2.2.5 Unique Features and Scenic Areas

Each of the eleven subwatershed plans details the unique features and scenic areas found within.  Many of these features can be found in the many regional parks and protected areas within the watershed (see Figure 7).  These include the 3,445 acre Carver Park Reserve, about half the 2,670 acre Baker Park Reserve, and all or part of Gale Woods Regional Park, Big Island Regional Park, Lake Minnetonka Regional Park, and Noerenberg Gardens, all managed by the Three Rivers Park District.  Lake Minnewashta Regional Park is managed by Carver County.  Three regional parks are managed by the Minneapolis Park and Recreation Board: Chain of Lakes, Nokomis-Hiawatha, and Minnehaha.  A portion of the watershed is within the Mississippi National River and Recreation Area (MNRAA).  Finally, the DNR manages two Scientific and Natural Areas in the watershed: Wolsfeld Woods and Wood-Rill, both in the Long Lake Creek subwatershed.

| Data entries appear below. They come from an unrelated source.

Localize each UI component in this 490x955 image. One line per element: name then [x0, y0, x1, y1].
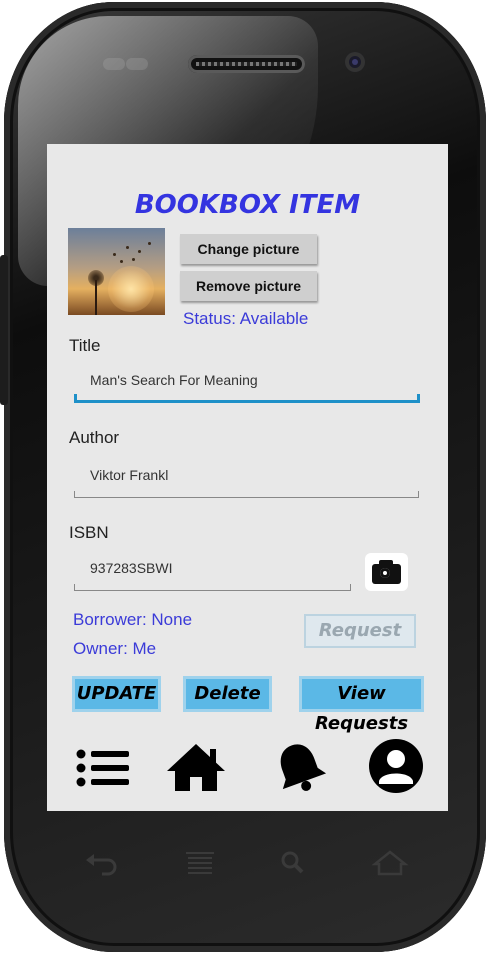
title-input[interactable]: Man's Search For Meaning	[74, 363, 420, 403]
request-button[interactable]: Request	[304, 614, 416, 648]
back-key[interactable]	[82, 848, 122, 878]
list-icon	[76, 749, 129, 787]
earpiece-speaker	[188, 55, 305, 73]
light-sensor	[126, 58, 148, 70]
remove-picture-button[interactable]: Remove picture	[180, 271, 317, 301]
menu-icon	[186, 852, 214, 874]
owner-text: Owner: Me	[73, 639, 157, 658]
isbn-value: 937283SBWI	[90, 560, 173, 576]
volume-button	[0, 255, 8, 405]
author-label: Author	[69, 428, 120, 447]
bell-icon	[280, 744, 327, 791]
home-icon	[167, 744, 225, 791]
title-label: Title	[69, 336, 101, 355]
status-text: Status: Available	[183, 309, 309, 328]
borrower-text: Borrower: None	[73, 610, 193, 629]
front-camera	[345, 52, 365, 72]
isbn-input[interactable]: 937283SBWI	[74, 551, 351, 591]
change-picture-button[interactable]: Change picture	[180, 234, 317, 264]
view-requests-button[interactable]: View Requests	[299, 676, 424, 734]
home-key-icon	[371, 850, 409, 876]
scan-isbn-button[interactable]	[365, 553, 408, 591]
delete-button[interactable]: Delete	[183, 676, 272, 712]
nav-home[interactable]	[165, 739, 225, 799]
bottom-nav	[47, 739, 448, 799]
author-value: Viktor Frankl	[90, 467, 169, 483]
proximity-sensor	[103, 58, 125, 70]
nav-list[interactable]	[72, 739, 132, 799]
profile-icon	[369, 739, 423, 793]
app-screen: BOOKBOX ITEM Change picture Remove pictu…	[47, 144, 448, 811]
book-picture	[68, 228, 165, 315]
menu-key[interactable]	[180, 848, 220, 878]
search-icon	[281, 851, 304, 874]
title-value: Man's Search For Meaning	[90, 372, 258, 388]
back-icon	[86, 854, 117, 876]
page-title: BOOKBOX ITEM	[134, 190, 361, 220]
nav-profile[interactable]	[367, 739, 427, 799]
author-input[interactable]: Viktor Frankl	[74, 458, 419, 498]
nav-notifications[interactable]	[273, 739, 333, 799]
search-key[interactable]	[273, 848, 313, 878]
update-button[interactable]: UPDATE	[72, 676, 161, 712]
home-key[interactable]	[370, 848, 410, 878]
isbn-label: ISBN	[69, 523, 109, 542]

Minnehaha Falls is an internationally known and recognized feature within this watershed.  Located upstream of the confluence of Minnehaha Creek with the Mississippi River, the 53 foot Falls is formed by erosion of the soft St. Peter sandstone underlying harder Platteville limestone. 

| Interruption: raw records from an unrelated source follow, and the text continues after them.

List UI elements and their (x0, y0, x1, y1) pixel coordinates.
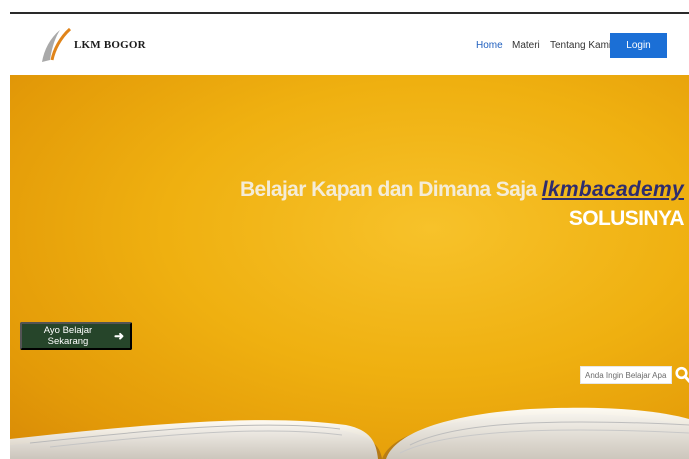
logo-swoosh-icon (42, 27, 72, 62)
hero-title: Belajar Kapan dan Dimana Saja lkmbacadem… (239, 175, 685, 233)
nav-materi[interactable]: Materi (512, 40, 540, 51)
nav-home[interactable]: Home (476, 40, 503, 51)
hero-title-prefix: Belajar Kapan dan Dimana Saja (239, 178, 542, 201)
nav-tentang-kami[interactable]: Tentang Kami (550, 40, 611, 51)
cta-button[interactable]: Ayo Belajar Sekarang ➜ (20, 322, 132, 350)
navbar: LKM BOGOR Home Materi Tentang Kami Login (10, 14, 689, 75)
hero-title-line2: SOLUSINYA (568, 207, 685, 230)
login-button[interactable]: Login (610, 33, 667, 58)
hero-banner: Belajar Kapan dan Dimana Saja lkmbacadem… (10, 75, 689, 459)
logo[interactable]: LKM BOGOR (38, 26, 158, 66)
open-book-image (10, 407, 689, 459)
hero-title-brand-link[interactable]: lkmbacademy (542, 178, 684, 201)
logo-text: LKM BOGOR (74, 39, 146, 51)
cta-label: Ayo Belajar Sekarang (43, 325, 93, 347)
arrow-right-icon: ➜ (113, 329, 124, 343)
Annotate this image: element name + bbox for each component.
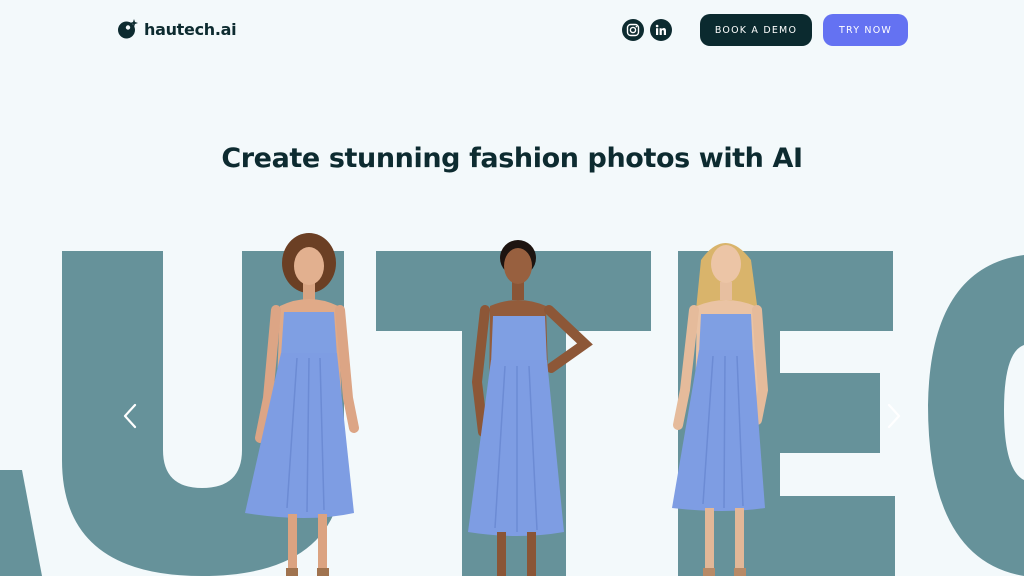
carousel-next-button[interactable]	[879, 400, 909, 432]
logo-icon	[118, 19, 138, 39]
landing-page: hautech.ai BOOK A DEMO TRY NOW Create st…	[0, 0, 1024, 576]
linkedin-link[interactable]	[650, 19, 672, 41]
linkedin-icon	[655, 24, 666, 35]
carousel-prev-button[interactable]	[115, 400, 145, 432]
instagram-icon	[626, 23, 640, 37]
try-now-button[interactable]: TRY NOW	[823, 14, 908, 46]
chevron-right-icon	[887, 403, 901, 429]
chevron-left-icon	[123, 403, 137, 429]
model-photo-curly-brown-hair	[245, 233, 359, 576]
backdrop-letter-a	[0, 470, 42, 576]
model-photo-long-blonde-hair	[672, 243, 769, 576]
hero-headline: Create stunning fashion photos with AI	[221, 143, 803, 174]
backdrop-letter-c	[928, 255, 1024, 576]
model-photo-braided-dark-hair	[468, 240, 593, 576]
book-demo-button[interactable]: BOOK A DEMO	[700, 14, 812, 46]
instagram-link[interactable]	[622, 19, 644, 41]
logo-text: hautech.ai	[144, 19, 237, 39]
logo[interactable]: hautech.ai	[117, 18, 237, 40]
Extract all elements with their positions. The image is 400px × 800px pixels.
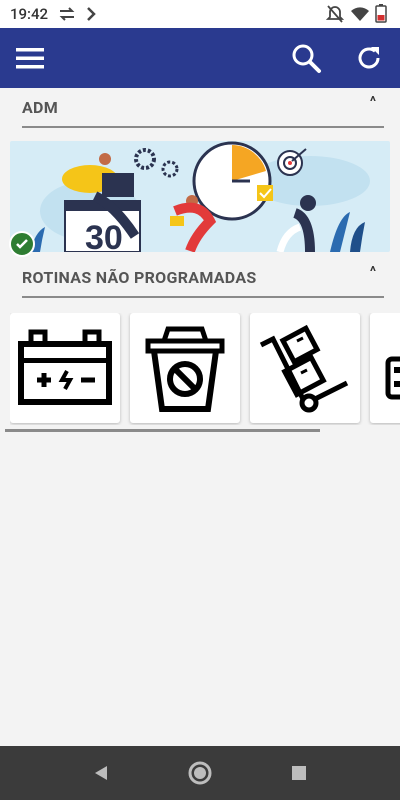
routine-cards-list[interactable]: [10, 313, 400, 425]
battery-icon: [18, 329, 112, 405]
refresh-button[interactable]: [347, 36, 391, 80]
completed-check-icon: [9, 231, 35, 257]
chevron-right-icon: [87, 7, 96, 21]
hamburger-menu-icon: [16, 48, 44, 69]
partial-card-icon: [385, 356, 400, 400]
section-header-rotinas[interactable]: ROTINAS NÃO PROGRAMADAS ^: [22, 260, 384, 298]
search-button[interactable]: [284, 36, 328, 80]
adm-banner[interactable]: 30: [10, 141, 390, 252]
menu-button[interactable]: [8, 36, 52, 80]
battery-status-icon: [375, 4, 387, 23]
collapse-chevron-icon[interactable]: ^: [370, 264, 376, 280]
svg-text:30: 30: [85, 219, 123, 252]
horizontal-scrollbar[interactable]: [5, 429, 320, 432]
system-nav-bar: [0, 746, 400, 800]
section-title-rotinas: ROTINAS NÃO PROGRAMADAS: [22, 268, 257, 287]
routine-card-battery[interactable]: [10, 313, 120, 423]
search-icon: [292, 44, 321, 73]
no-trash-icon: [145, 326, 225, 412]
routine-card-no-trash[interactable]: [130, 313, 240, 423]
status-bar: 19:42: [0, 0, 400, 28]
home-button[interactable]: [186, 759, 214, 787]
collapse-chevron-icon[interactable]: ^: [370, 94, 376, 110]
sync-icon: [59, 7, 75, 21]
routine-card-partial[interactable]: [370, 313, 400, 423]
notifications-off-icon: [326, 5, 344, 23]
wifi-icon: [351, 7, 369, 21]
status-time: 19:42: [10, 5, 49, 23]
back-triangle-icon: [95, 766, 107, 780]
section-header-adm[interactable]: ADM ^: [22, 90, 384, 128]
back-button[interactable]: [87, 759, 115, 787]
app-bar: [0, 28, 400, 88]
routine-card-hand-truck[interactable]: [250, 313, 360, 423]
recents-button[interactable]: [285, 759, 313, 787]
home-circle-icon: [188, 761, 212, 785]
hand-truck-icon: [259, 324, 349, 413]
section-title-adm: ADM: [22, 98, 59, 117]
refresh-icon: [358, 47, 380, 69]
productivity-illustration: 30: [30, 141, 370, 252]
recents-square-icon: [292, 766, 306, 780]
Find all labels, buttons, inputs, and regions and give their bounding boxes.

The Mississippi River Gorge contains numerous unique and scenic features, including springs and seeps.  The most notable of these is Camp Coldwater Spring, thought to be at least 10,000 years old and the largest limestone spring in the Twin Cities Metro Area.  It is a site rich in Native American history, and the location of a military encampment founded in 1820 that preceded the construction of Fort Snelling.